Küçücük bir defter yeter; çekip dizlerimi karnıma, kanepede uzanan yorgun senin ayak ucunda yazabilsem. Ya da yazmasam bir daha hiç. İçimden geçen, aklıma gelen her şeyi seninle konuşabilsem. Sana anlatabilsem, dinlesen. Elzem ya da gereksiz... Mantıklı ya da saçma olan ne varsa... Eğlenceli ya da can sıkıcı... Uykularını kaçıracak ya da masal tadı verecek her şeyi... Kıkırdayarak ya da somurtarak... Kahkahalar ya da gözyaşlarıyla coşsam çehrenin karşısında. Ya da sadece ufak bir tebessümle yüzümde, gözlerine gözlerine sussam da sen ben daha fazla yorulmadan anlasan, anlamış gibi, anladığın kadarına başını sallasan ve boynuna gömsen dudaklarımı; beni neremden nasıl kurtardığına hayret etse sessizliğim de artık buralara hiç uğramasam. Senin bilgeliğini, benim her şeye inat naif kalan yanımı yüreklerimize örtüp dünyanın en güzel sabahlarına uyanabilsek. Rüyalarımızı hatırlamadığımız o sabahların şiirleri olsa da gün ışığından kamaşan gözlerimizi açmadan okuyabilsek ezbere ya da camda ilerleyen yağmur damlalarından daha hızlı mırıldanabilsek sevdiğimiz şarkı sözlerini. Şaşırsak da olur kekelesek de.
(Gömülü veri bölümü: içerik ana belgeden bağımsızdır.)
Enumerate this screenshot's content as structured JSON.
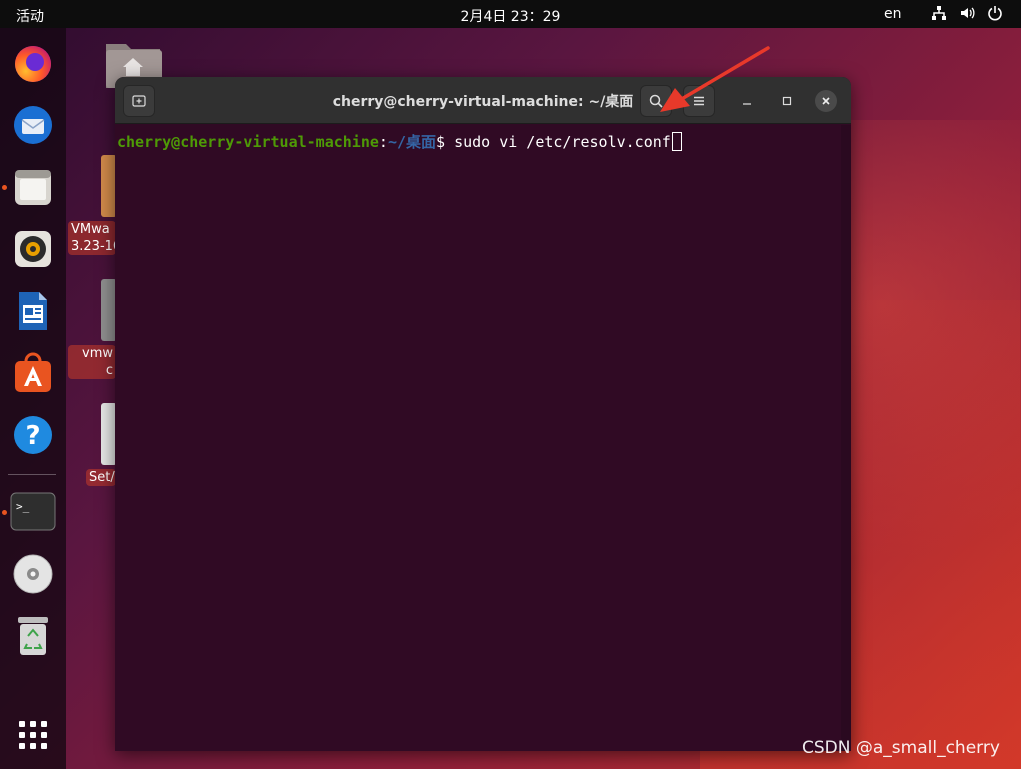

Yanyana olabilsek seninle.
Elimin uzanamadığı bulunduğun o yere cümle cümle sokulmaya çalışmak, tedirgin sözcüklerle kurulmuş görünmez bir köprüden sana doğru yol alırken "Köprü yıkılır ya da başım döner de bilinmez derin sulara düşersem" korkusuyla yine de vazgeçmemek, varlığına inandığım lakin bir isim bulamadığım bu duygu yoğunluğunu eksiltmeden, değiştirmeden, önemsizleştirmeden, sana taşımak ne de zor, ne de anlamlı, ne de bambaşka.
Tüm bunları bildiğini seziyorum aslında. En azından değil, adamakıllı hissettiğini seziyorum. Ve bu yüzden daha fazlasını söylemiyorum. Oysa o kadar dilimin ucunda ki... Yaprak kımıldasa düşecek gibi hemen önümüzdeki sonbaharda. Zaman diyorum, biraz zaman... Bu kış donmazsa, baharda kanat takıp uçacak ve konacak pencerene dahası, fazlası. Kaybolma, çok uzaklara gitme, gidersen de geri dönmeyi unutma.